مقالات پذیرفته شده در هشتمین کنگره بین المللی زیست پزشکی
Effects of chronic methamphetamine abuse on the retinal nerve fiber layer, ganglion cell layer and Bruch’s membrane opening minimum rim width
Effects of chronic methamphetamine abuse on the retinal nerve fiber layer, ganglion cell layer and Bruch’s membrane opening minimum rim width
Mohammad Reza Talebnejad,1,*Peyman Khazaei,2Zahra Saberikia,3Ebrahim Moghimi Sarani,4Mohammad Reza Khalili,5
1. Poostchi Ophthalmology Research Center, Department of Ophthalmology, Shiraz University of Medical Sciences, Shiraz, Iran 2. Poostchi Ophthalmology Research Center, Department of Ophthalmology, Shiraz University of Medical Sciences, Shiraz, Iran 3. Department of Biology, College of Sciences, Shiraz University, Shiraz, Iran 4. Department of Psychiatry, Research Center for Psychiatry and Behavioral Science, Shiraz University of Medical Sciences, Shiraz, Iran 5. Poostchi Ophthalmology Research Center, Department of Ophthalmology, Shiraz University of Medical Sciences, Shiraz, Iran
Introduction: Methamphetamine (Meth) is a strong psychostimulant and sympathomimetic drug with a wide-range of effects on central nervous system . It is well known that Meth could result in neurotoxicity, neurodegeneration, and psychological complication. The reported ophthalmic complications of Meth are scarce and include retinal vasculitis, panophthalmitis, scleritis, retinopathy, and transient and even permanent blindness. . Previously, in an experimental study on rats, it has been shown that treatment of retinal ischemia by antidopaminergic agents leads to increment of ERG-b wave amplitude due to the decrease in the dopamine and reactive oxygen species (ROS) levels; these results suggest that any agent that could increase dopamine, such as Meth, could affect the function of the optic nerve and retina. No previous study has investigated the effects of Meth on the peripapillary RNFL thickness, ganglion cell layer (GCL) thickness, and Minimum rim width (MRW) on human subjects. MRW is defined as the minimum space between Bruch’s membrane opening and internal limiting membrane that shows the status of the neuroretinal rim tissue. In the present study, we assessed the RNFL thickness as well as MRW and GCL thickness in Meth users and com- pared them with healthy individuals.

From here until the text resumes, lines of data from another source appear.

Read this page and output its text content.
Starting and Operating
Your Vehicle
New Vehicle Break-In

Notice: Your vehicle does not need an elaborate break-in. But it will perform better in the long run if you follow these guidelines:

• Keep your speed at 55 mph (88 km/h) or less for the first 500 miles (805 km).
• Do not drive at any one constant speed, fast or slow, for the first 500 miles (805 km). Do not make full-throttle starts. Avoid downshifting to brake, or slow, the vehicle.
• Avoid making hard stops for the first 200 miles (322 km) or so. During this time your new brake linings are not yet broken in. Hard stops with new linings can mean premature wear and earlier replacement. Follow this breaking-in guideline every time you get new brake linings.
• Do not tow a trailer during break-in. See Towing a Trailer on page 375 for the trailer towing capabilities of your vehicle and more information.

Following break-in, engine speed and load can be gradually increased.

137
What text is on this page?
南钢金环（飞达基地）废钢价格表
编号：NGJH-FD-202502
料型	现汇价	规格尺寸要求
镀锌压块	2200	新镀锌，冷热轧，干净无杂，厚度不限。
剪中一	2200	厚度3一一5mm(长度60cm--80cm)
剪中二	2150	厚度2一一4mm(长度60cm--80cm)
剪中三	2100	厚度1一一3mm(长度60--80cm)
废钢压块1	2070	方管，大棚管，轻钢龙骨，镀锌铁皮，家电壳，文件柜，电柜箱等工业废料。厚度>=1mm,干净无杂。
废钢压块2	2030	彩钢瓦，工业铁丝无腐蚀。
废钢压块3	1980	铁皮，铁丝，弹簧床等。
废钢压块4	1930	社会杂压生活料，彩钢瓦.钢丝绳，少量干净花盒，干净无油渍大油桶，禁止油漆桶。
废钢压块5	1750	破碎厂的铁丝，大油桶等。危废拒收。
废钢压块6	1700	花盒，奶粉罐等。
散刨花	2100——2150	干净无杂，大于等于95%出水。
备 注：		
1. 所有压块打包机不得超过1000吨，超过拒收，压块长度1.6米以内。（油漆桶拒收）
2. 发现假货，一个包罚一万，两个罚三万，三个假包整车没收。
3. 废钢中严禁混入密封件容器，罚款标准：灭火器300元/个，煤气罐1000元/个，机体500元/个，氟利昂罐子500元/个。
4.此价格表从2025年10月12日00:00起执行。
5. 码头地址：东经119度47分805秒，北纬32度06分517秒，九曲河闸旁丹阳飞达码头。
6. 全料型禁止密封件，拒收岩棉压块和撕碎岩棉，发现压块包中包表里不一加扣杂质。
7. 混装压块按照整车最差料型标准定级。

Methods: In this case-control study, we recruited 55 Meth abusers and 49 healthy individuals with mean age of 44.63 ± 0.97 and 43.08 ± 0.91 years, respectively. All of the participants were examined comprehensively by an ophthalmologists. Slit lamp examination, IOP measurement and examination of the retina and optic nerve with wide-field 90-diopteres lens were performed. Measurement of the RNFL thickness, GCL thickness and MRW was performed using Spectral domain optical coherence topography.
Results: We found statistically significant decrease in RNFL, MRW thickness in Meth abusers (P: 0.002 and P: 0.006, respectively). We did not detect statistically significant difference regarding GCL thickness between the groups (P = 0.320). Our results showed a weak but statistically significant correlation of Meth dose increment and decrement of RNFL thickness ((P: 0.005, r = -0.193) and MRW (P: 0.013, r = -0.174). We found no correlation between duration of Meth consumption with RNFL and MRW thickness (P: 0.205, r= -0.124; P: 0.771, r= -0.029, respectively).
Conclusion: We found a statistically significant adverse association in meth abusers with RNFL thickness and MRW. These two parameters were also statistically associated with the meth dose as measured by daily dose of Meth. Although we found a decrease in the GCL thickness, it did not reach statistical significance.